Tuesday, October 6, 2009

Reaching Back to the Past in a Time of Flux


















Storytelling has very much been on our minds. In a recent talk to some students at SF State University we'd proposed it is the essence of account planning. Of course, its roots are altogether more human, for storytelling is a crucial cultural mechanism, vibrantly alive today in the digital age of Facebook updates and tweets, of Flickr and blogs.

This latest social media initiative by Virgin on Facebook strikes an appropriate chord with the times, not just because of its invitation to be part of a global village (Marshal McLuhan anyone?) but through its promotion of Elders.

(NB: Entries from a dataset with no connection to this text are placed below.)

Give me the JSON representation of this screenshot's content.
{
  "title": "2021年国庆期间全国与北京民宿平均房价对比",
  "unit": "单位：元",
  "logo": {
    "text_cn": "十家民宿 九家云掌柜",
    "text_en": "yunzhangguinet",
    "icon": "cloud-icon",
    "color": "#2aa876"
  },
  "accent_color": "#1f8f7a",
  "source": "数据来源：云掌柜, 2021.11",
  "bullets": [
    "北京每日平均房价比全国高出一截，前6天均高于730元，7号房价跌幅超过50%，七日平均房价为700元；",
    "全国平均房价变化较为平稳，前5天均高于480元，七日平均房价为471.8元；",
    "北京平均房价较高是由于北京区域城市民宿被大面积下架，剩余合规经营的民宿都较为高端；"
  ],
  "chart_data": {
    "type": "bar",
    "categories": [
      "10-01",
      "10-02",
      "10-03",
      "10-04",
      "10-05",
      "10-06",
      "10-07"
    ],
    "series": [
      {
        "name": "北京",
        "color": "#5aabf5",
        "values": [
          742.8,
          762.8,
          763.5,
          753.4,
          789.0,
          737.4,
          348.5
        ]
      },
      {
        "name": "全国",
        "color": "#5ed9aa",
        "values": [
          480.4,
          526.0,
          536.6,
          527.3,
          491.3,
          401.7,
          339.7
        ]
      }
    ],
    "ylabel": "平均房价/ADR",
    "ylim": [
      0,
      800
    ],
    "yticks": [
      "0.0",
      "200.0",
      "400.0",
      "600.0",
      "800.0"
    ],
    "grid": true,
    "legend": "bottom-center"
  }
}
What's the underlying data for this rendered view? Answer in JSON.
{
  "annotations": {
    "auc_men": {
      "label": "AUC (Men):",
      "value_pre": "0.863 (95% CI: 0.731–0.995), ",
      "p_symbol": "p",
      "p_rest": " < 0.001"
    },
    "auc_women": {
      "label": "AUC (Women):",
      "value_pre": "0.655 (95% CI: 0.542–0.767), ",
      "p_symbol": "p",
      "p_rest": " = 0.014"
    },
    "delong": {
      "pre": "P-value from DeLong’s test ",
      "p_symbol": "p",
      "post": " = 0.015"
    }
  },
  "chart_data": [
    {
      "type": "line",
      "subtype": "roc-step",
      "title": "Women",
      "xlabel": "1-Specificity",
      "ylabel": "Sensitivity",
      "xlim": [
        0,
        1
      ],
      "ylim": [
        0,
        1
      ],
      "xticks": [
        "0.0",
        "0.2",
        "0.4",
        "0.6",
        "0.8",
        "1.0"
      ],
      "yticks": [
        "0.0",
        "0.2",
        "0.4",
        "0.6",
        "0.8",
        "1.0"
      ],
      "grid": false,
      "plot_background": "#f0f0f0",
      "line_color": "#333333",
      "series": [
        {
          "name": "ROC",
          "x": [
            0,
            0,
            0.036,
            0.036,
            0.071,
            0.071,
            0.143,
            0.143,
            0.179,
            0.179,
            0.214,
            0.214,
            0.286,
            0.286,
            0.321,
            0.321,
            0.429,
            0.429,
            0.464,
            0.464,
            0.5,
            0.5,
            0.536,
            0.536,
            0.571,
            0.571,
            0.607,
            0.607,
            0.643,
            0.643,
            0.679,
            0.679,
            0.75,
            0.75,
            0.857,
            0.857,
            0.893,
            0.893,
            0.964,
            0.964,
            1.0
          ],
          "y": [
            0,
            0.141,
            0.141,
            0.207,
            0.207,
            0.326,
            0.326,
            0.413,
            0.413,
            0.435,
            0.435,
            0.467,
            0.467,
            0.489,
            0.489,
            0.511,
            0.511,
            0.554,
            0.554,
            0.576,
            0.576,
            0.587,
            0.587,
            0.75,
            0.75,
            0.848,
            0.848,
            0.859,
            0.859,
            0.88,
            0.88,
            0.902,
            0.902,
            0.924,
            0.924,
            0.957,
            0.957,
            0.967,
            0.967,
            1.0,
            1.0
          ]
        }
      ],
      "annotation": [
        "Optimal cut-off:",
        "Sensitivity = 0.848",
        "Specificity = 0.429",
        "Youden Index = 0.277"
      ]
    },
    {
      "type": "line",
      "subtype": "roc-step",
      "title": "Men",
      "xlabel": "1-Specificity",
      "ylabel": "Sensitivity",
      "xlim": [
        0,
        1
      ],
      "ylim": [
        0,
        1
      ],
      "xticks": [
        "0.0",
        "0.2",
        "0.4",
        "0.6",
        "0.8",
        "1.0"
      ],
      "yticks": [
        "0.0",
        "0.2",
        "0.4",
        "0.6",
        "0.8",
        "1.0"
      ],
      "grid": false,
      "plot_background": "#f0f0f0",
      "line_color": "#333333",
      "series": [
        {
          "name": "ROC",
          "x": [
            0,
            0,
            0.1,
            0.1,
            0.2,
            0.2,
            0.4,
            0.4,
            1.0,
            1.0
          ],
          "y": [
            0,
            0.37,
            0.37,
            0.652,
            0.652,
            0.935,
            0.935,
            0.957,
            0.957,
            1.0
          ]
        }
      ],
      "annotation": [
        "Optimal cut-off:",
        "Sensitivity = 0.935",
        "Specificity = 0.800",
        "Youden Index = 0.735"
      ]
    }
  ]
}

Elders are a timely idea for two reasons:

First, it affirms the idea that there is value to the opinions of generations that precede us. The elderly have become significantly marginalized in US society, not so much due to intent but nonetheless through a shift over time. Retirement communities have removed them from the mainstream and deny us an opportunity to learn from the richness of their experience.

The second reason we think the idea of Elders is timely is because the term harkens back to an earlier time of storytelling, in which their knowledge was shared at the gathering around a communal fire. For sure, it was a time when life expectancy was half what it is today! But like the campfire itself, there is a simplicity, an enduring warmth about the intimacy of physical (rather than distributed) connectedness.

We believe this yearning is in direct response to what confronts so many people today: the contradictions and ambiguity, the uncertainty of extremes, the fragmentation and convergence and of the deeply unsettling flux, one in which the old rules have already given way and nothing has yet has emerged to replace them. We'd say that yearning for 'old ways' for a former time is not isolated. Like the emergence of artisanal character in the world of consumer goods in recent years, it is a response to it. A way of coping with it. Until sureness should return underfoot, there shall be more of it to come.